Cast iron is a class of iron–carbon alloys with a carbon content of more than 2%.[1] Its usefulness derives from its relatively low melting temperature. The alloy constituents affect its color when fractured; white cast iron has carbide impurities that allow cracks to pass straight through, grey cast iron has graphite flakes that deflect a passing crack and initiate countless new cracks as the material breaks and ductile cast iron has spherical graphite "nodules" which stop the crack from further progressing.
Cast iron tends to be brittle, except for malleable cast irons. With its relatively low melting point, good fluidity, castability, excellent machinability, and resistance to deformation and wear resistance, cast irons have become an engineering material with a wide range of applications and are used in pipes, machines, and automotive industry parts, such as cylinder heads, cylinder blocks, and gearbox cases.

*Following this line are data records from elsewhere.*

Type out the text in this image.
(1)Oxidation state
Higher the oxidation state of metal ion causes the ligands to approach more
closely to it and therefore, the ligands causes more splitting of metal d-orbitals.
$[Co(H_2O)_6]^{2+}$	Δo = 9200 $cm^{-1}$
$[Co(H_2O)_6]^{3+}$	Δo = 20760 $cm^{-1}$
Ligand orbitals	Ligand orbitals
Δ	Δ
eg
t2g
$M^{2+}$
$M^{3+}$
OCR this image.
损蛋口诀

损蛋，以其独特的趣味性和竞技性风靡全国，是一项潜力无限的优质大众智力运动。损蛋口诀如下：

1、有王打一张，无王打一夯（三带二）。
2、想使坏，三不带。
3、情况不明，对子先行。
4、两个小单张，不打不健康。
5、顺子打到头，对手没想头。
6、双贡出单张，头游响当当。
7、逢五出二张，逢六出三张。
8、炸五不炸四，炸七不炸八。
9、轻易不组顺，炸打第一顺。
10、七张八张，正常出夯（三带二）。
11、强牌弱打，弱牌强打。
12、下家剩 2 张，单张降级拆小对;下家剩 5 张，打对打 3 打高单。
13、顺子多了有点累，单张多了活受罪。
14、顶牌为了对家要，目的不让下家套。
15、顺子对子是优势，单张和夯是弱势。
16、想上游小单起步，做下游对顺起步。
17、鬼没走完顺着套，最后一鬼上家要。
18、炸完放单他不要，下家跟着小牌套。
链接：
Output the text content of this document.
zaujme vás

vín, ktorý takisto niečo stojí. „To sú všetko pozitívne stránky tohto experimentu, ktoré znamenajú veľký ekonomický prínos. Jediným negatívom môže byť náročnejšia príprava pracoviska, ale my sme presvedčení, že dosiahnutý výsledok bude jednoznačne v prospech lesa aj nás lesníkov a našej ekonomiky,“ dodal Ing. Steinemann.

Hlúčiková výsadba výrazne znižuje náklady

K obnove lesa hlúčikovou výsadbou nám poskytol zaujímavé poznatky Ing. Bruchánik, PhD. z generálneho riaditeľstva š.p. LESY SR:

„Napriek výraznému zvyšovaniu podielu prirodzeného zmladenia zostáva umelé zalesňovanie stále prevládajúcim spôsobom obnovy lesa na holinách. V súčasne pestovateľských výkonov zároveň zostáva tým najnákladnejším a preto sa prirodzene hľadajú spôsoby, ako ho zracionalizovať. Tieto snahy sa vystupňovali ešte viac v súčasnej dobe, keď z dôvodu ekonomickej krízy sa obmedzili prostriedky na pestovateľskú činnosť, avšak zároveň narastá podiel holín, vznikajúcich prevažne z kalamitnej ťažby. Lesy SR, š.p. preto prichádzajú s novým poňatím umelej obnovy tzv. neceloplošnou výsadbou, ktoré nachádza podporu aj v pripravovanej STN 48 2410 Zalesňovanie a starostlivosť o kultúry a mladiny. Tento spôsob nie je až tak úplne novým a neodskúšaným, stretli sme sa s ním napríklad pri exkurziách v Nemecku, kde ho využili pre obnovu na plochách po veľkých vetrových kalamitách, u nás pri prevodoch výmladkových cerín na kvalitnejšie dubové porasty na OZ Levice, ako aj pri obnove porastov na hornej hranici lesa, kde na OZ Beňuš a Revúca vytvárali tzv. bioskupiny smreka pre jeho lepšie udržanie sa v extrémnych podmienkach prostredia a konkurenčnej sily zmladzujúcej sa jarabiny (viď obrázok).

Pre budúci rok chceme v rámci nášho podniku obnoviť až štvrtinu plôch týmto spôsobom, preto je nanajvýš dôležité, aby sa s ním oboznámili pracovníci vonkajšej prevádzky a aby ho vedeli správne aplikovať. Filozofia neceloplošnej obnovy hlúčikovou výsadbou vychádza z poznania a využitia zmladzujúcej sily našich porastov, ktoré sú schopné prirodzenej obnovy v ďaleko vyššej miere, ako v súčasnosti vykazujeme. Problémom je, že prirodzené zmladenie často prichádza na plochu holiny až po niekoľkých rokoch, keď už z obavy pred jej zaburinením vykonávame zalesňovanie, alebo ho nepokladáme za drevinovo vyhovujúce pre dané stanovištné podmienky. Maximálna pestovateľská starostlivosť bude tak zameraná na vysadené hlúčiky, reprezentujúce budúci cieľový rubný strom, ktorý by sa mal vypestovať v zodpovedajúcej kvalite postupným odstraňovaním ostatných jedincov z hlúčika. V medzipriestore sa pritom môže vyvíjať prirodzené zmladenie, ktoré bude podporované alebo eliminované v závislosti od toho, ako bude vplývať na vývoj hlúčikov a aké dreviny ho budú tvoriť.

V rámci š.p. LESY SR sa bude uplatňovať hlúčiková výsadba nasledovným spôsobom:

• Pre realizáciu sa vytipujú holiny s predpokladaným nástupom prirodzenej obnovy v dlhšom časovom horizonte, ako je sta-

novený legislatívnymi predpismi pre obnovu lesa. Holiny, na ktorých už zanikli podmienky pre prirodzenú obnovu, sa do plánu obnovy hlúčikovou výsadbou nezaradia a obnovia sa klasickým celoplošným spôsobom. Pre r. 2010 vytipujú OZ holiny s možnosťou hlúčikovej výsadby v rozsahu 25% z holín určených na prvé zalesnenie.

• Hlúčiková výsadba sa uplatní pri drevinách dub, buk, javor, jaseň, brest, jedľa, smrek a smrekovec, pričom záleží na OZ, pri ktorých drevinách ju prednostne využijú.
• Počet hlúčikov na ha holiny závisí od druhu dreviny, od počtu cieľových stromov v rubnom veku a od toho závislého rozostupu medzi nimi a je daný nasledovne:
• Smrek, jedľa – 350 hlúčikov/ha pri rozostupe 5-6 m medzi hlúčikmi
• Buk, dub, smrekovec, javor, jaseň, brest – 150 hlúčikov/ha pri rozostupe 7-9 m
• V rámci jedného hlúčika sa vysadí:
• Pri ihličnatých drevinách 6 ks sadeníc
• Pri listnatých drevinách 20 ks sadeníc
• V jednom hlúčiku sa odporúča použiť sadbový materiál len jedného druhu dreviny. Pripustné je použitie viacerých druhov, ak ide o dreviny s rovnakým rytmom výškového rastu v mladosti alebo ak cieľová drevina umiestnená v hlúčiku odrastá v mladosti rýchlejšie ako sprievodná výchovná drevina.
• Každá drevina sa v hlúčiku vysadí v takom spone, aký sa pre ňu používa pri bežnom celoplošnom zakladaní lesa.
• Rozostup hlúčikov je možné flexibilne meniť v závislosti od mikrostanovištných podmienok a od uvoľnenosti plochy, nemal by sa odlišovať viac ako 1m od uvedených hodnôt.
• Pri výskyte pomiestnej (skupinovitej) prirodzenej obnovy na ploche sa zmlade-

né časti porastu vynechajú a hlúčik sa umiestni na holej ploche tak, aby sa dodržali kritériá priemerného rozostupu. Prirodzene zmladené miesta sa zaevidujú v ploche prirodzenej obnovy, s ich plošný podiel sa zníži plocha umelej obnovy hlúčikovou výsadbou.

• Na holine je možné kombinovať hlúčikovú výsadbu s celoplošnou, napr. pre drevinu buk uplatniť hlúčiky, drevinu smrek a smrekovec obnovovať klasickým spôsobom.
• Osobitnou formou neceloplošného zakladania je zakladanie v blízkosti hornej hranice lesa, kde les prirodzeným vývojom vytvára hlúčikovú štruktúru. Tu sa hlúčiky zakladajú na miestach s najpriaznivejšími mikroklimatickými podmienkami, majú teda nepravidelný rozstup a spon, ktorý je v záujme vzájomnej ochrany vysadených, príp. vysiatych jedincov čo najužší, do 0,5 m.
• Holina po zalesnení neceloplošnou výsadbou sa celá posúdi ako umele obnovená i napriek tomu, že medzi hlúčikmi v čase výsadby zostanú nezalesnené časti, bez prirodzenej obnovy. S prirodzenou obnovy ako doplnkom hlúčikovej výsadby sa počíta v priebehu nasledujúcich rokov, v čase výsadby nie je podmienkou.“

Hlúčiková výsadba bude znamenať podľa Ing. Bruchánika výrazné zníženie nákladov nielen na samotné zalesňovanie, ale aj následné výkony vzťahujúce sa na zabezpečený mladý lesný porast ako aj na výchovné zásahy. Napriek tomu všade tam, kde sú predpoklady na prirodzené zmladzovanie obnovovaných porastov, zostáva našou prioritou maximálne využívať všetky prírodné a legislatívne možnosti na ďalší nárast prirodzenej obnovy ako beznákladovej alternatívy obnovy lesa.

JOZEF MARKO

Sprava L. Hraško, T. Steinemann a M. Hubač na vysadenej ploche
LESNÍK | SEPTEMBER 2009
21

It is resistant to damage by oxidation but is notoriously difficult to weld.
The earliest cast-iron artifacts date to the 5th century BC, and were discovered by archaeologists in what is now Jiangsu, China. Cast iron was used in ancient China for warfare, agriculture, and architecture.[2] During the 15th century AD, cast iron became utilized for cannon in Burgundy, France, and in England during the Reformation. The amounts of cast iron used for cannons required large-scale production.[3] The first cast-iron bridge was built during the 1770s by Abraham Darby III and is known as the Iron Bridge in Shropshire, England. Cast iron was also used in the construction of buildings.